Repost: Black History Month: James Baldwin

James Arthur Baldwin was born in Harlem, New York City, Aug. 2, 1924. The eldest of nine children, his stepfather was a minister, and at age 14 , Baldwin became a preacher himself at the small Fireside Pentecostal Church in Harlem.

After he graduated from high school, he moved to Greenwich Village and in 1940, he transferred his faith from religion to literature. However, the impassioned cadences of Black churches are evident in all his works. Go Tell It On The Mountain, his first novel, published in 1953, is equal parts novel and an autobiographical account of his youth.

His essay collections--Notes of a Native Son, 1955, Nobody Knows My Name, 1961, and The Fire Next Time, 1963, were influential in informing a large white audience of what it meant to be black in America. Although Baldwin was not actually part of the Harlem Renaissance, growing up in Harlem in the 20s and 30s he was influenced by the explosion of art, literature and music of Black America. He offered a vital literary voice during the era of civil rights activism in the 1950s and '60s.

After 1948, Baldwin made his home primarily in the south of France but often returned to the United States to lecture or teach. In 1957, he began spending half of each year in New York City, where he wrote Giovanni's Room, about a white American expatriate who must come to terms with his sexual orientation, and Another Country, published in 1962, was the story of racial and gay sexual tensions among New York intellectuals.

His inclusion of gay themes resulted in a lot of savage criticism from the Black community. Baldwin lived and wrote in a time where gay men did not identify themselves as gay, and where Black men most assuredly did not, so his works were harshly criticized by his own community. Eldridge Cleaver, of the Black Panthers, stated the Baldwin's writing displayed an "agonizing, total hatred of blacks," when, in fact, Baldwin was simply telling his own story, and the stories of other young Black men and women, and white men and women, forced to hide their sexual orientation.

In addition to his novels, James Baldwin wrote several plays. Blues for Mister Charlie, was produced in 1964. Going to Meet the Man in 1965, and Tell Me How Long the Train's Been Gone, 1968, provided powerful descriptions of American racism.
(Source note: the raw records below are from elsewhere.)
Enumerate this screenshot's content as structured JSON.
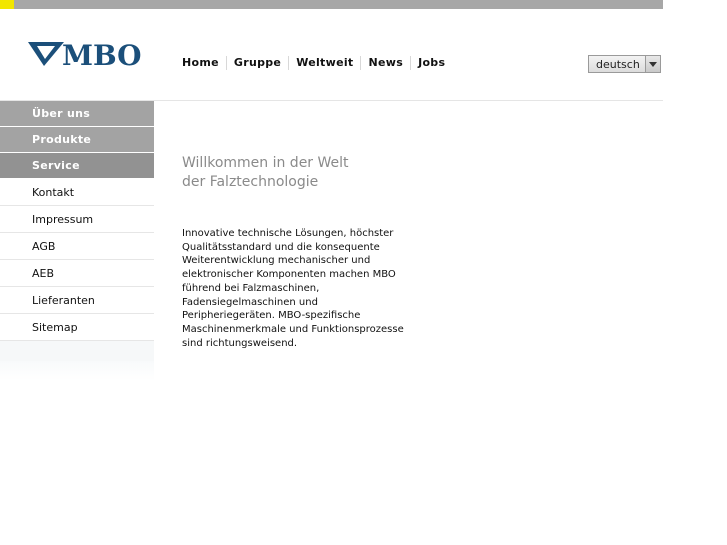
{
  "brand": {
    "name": "MBO"
  },
  "colors": {
    "brand_blue": "#1b4f7a",
    "accent_yellow": "#f2e600",
    "sidebar_gray": "#a3a3a3"
  },
  "nav": {
    "items": [
      "Home",
      "Gruppe",
      "Weltweit",
      "News",
      "Jobs"
    ]
  },
  "language": {
    "selected": "deutsch"
  },
  "sidebar": {
    "sections": [
      "Über uns",
      "Produkte",
      "Service"
    ],
    "items": [
      "Kontakt",
      "Impressum",
      "AGB",
      "AEB",
      "Lieferanten",
      "Sitemap"
    ]
  },
  "main": {
    "heading_line1": "Willkommen in der Welt",
    "heading_line2": "der Falztechnologie",
    "intro": "Innovative technische Lösungen, höchster Qualitätsstandard und die konsequente Weiterentwicklung mechanischer und elektronischer Komponenten machen MBO führend bei Falzmaschinen, Fadensiegelmaschinen und Peripheriegeräten. MBO-spezifische Maschinenmerkmale und Funktionsprozesse sind richtungsweisend."
  }
}
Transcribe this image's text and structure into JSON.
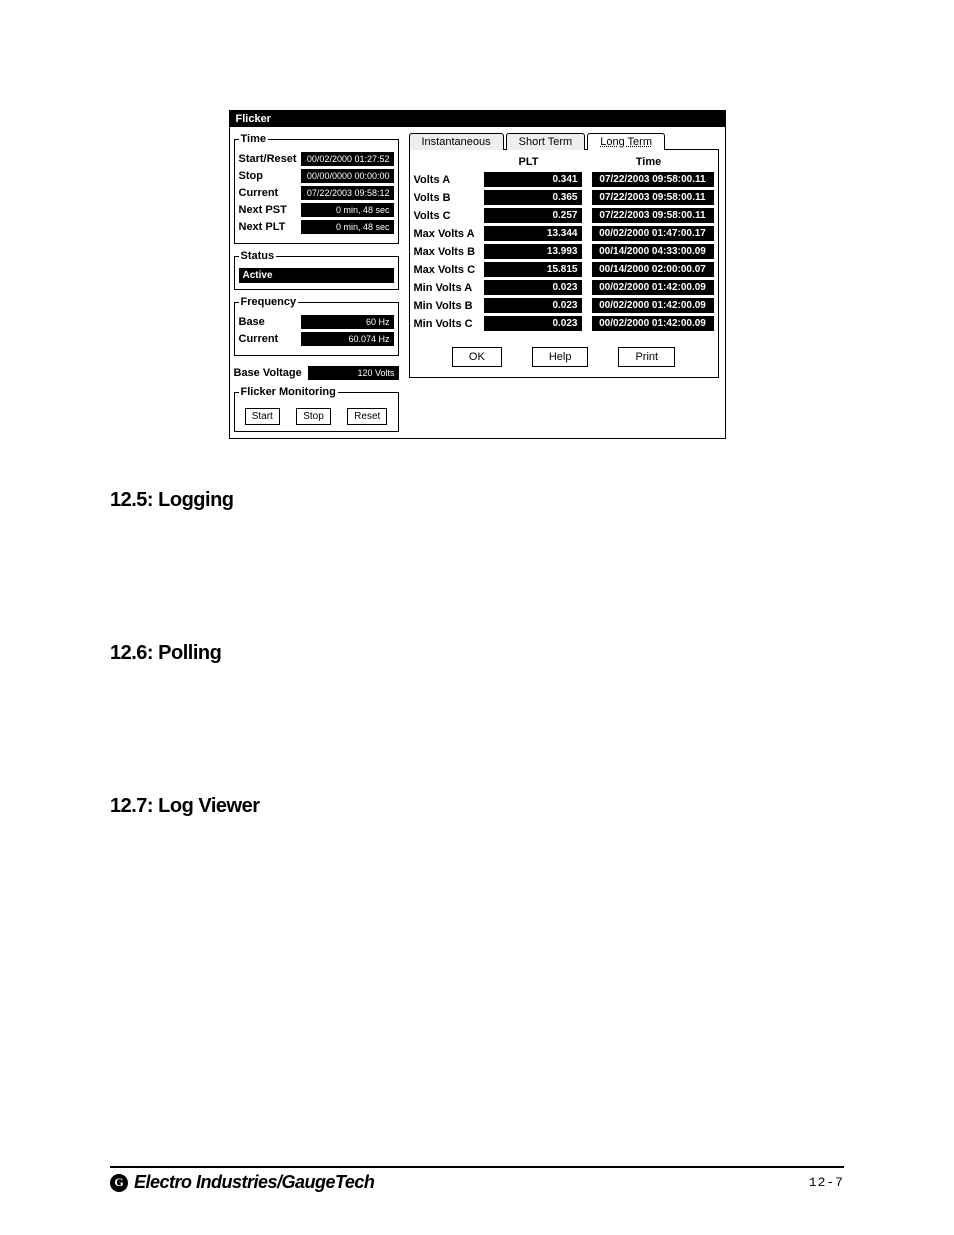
{
  "dialog": {
    "title": "Flicker",
    "time": {
      "legend": "Time",
      "rows": [
        {
          "label": "Start/Reset",
          "value": "00/02/2000 01:27:52"
        },
        {
          "label": "Stop",
          "value": "00/00/0000 00:00:00"
        },
        {
          "label": "Current",
          "value": "07/22/2003 09:58:12"
        },
        {
          "label": "Next PST",
          "value": "0 min, 48 sec"
        },
        {
          "label": "Next PLT",
          "value": "0 min, 48 sec"
        }
      ]
    },
    "status": {
      "legend": "Status",
      "value": "Active"
    },
    "frequency": {
      "legend": "Frequency",
      "rows": [
        {
          "label": "Base",
          "value": "60 Hz"
        },
        {
          "label": "Current",
          "value": "60.074 Hz"
        }
      ]
    },
    "base_voltage": {
      "label": "Base Voltage",
      "value": "120 Volts"
    },
    "flicker_mon": {
      "legend": "Flicker Monitoring",
      "buttons": {
        "start": "Start",
        "stop": "Stop",
        "reset": "Reset"
      }
    },
    "tabs": {
      "instant": "Instantaneous",
      "short": "Short Term",
      "long": "Long Term"
    },
    "headers": {
      "plt": "PLT",
      "time": "Time"
    },
    "data": [
      {
        "label": "Volts A",
        "plt": "0.341",
        "time": "07/22/2003 09:58:00.11"
      },
      {
        "label": "Volts B",
        "plt": "0.365",
        "time": "07/22/2003 09:58:00.11"
      },
      {
        "label": "Volts C",
        "plt": "0.257",
        "time": "07/22/2003 09:58:00.11"
      },
      {
        "label": "Max Volts A",
        "plt": "13.344",
        "time": "00/02/2000 01:47:00.17"
      },
      {
        "label": "Max Volts B",
        "plt": "13.993",
        "time": "00/14/2000 04:33:00.09"
      },
      {
        "label": "Max Volts C",
        "plt": "15.815",
        "time": "00/14/2000 02:00:00.07"
      },
      {
        "label": "Min Volts A",
        "plt": "0.023",
        "time": "00/02/2000 01:42:00.09"
      },
      {
        "label": "Min Volts B",
        "plt": "0.023",
        "time": "00/02/2000 01:42:00.09"
      },
      {
        "label": "Min Volts C",
        "plt": "0.023",
        "time": "00/02/2000 01:42:00.09"
      }
    ],
    "buttons": {
      "ok": "OK",
      "help": "Help",
      "print": "Print"
    }
  },
  "sections": {
    "s1": "12.5: Logging",
    "s2": "12.6: Polling",
    "s3": "12.7: Log Viewer"
  },
  "footer": {
    "logo_glyph": "G",
    "brand": "Electro Industries/GaugeTech",
    "page": "12-7"
  }
}
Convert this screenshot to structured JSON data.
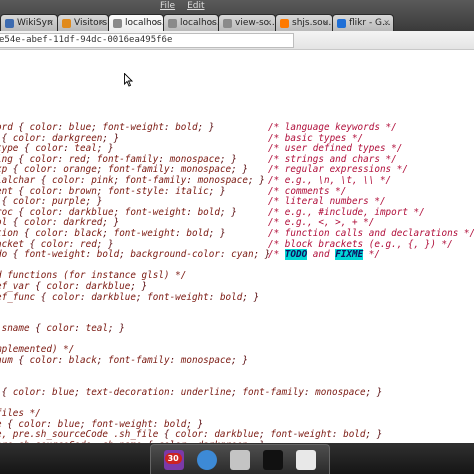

As an openly gay man, he became increasingly outspoken in condemning discrimination against lesbian and gay people in all his works.

James Baldwin told stories of his life, but in fact he was telling stories of all our lives, no matter the color, the orientation, the gender; his was a voice of equality that rang out when many other voices were silent.

James Baldwin died in France on Nov. 30, 1987.